Plus que jamais, il est facile de devenir propriétaire à Trois-Rivières.

Accès à la propriété: plus abordable que jamais

TROIS-RIVIÈRES — Selon l’Indice d’abordabilité Desjardins, plus que jamais, il est facile de devenir propriétaire à Trois-Rivières, et ce, malgré l’entrée en vigueur de règles hypothécaires plus strictes au Canada le 1er janvier dernier et la remontée des taux d’intérêt.

C’est que dans l’agglomération trifluvienne, la capacité financière des ménages d’acquérir une résidence s’est non seulement améliorée, mais le prix de vente moyen a diminué au même moment.

«Dans la région métropolitaine de recensement (RMR) de Trois-Rivières, c’est plus facile pour les ménages d’avoir accès à la propriété que ça l’était au cours des 20 dernières années», observe l’économiste de Desjardins, Chantal Routhier.

L’Indice d’abordabilité Desjardins est calculé en faisant le ratio entre le revenu disponible moyen des ménages et le revenu nécessaire pour obtenir une hypothèque sur une résidence au prix moyen (le revenu de qualification).
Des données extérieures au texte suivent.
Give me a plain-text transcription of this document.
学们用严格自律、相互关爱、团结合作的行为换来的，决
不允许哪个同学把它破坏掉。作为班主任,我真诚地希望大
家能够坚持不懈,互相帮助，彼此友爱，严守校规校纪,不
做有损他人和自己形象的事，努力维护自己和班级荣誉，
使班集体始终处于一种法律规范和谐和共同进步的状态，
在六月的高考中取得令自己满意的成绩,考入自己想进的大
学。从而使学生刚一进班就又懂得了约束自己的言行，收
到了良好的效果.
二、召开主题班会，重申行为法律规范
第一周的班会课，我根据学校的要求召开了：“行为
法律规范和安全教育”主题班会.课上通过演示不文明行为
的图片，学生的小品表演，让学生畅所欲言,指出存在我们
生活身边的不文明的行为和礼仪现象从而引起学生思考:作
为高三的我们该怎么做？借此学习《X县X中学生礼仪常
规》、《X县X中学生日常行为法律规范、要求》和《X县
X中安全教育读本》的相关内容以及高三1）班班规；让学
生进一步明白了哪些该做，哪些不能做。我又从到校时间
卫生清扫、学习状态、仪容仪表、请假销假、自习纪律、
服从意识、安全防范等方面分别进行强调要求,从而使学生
Et le revenu de qualification est calculé à partir des coûts de possession d’une résidence (charges hypothécaires, taxes foncières et coûts des services publics).

Ainsi, à Trois-Rivières, cet indice est passé de 183,2 à 187,7 entre le dernier trimestre de 2017 et le premier trimestre de 2018. Pour la même période, le revenu moyen des ménages après impôts a augmenté de 58 230 $ à 59 367 $ tandis que le prix de vente moyen a diminué de 158 282 $ à 155 054 $. Conséquence? On note un recul des coûts de possession, qui se situaient à 12 970 $ au cours des trois premiers mois de 2018 contre 13 032 pour les trois derniers mois de 2017.

À l’échelle canadienne, la capacité financière des ménages d’acquérir une résidence a crû car le prix de vente moyen a diminué de 5,5 % en regard du trimestre précédent. L’Indice demeure toutefois inférieur à sa moyenne historique, ce qui signifie qu’il était plus difficile d’accéder à la propriété au cours du premier trimestre de 2018 que ce qui a été observé en moyenne au cours des 20 dernières années.

Au Québec, l’Indice s’est contracté puisque les coûts de possession d’une propriété ont augmenté plus rapidement que les revenus après impôts des ménages. Excepté Montréal, toutes les autres RMR québécoises ont vu leur accessibilité à la propriété s’accroître, et ce, en raison essentiellement du repli du prix de vente moyen.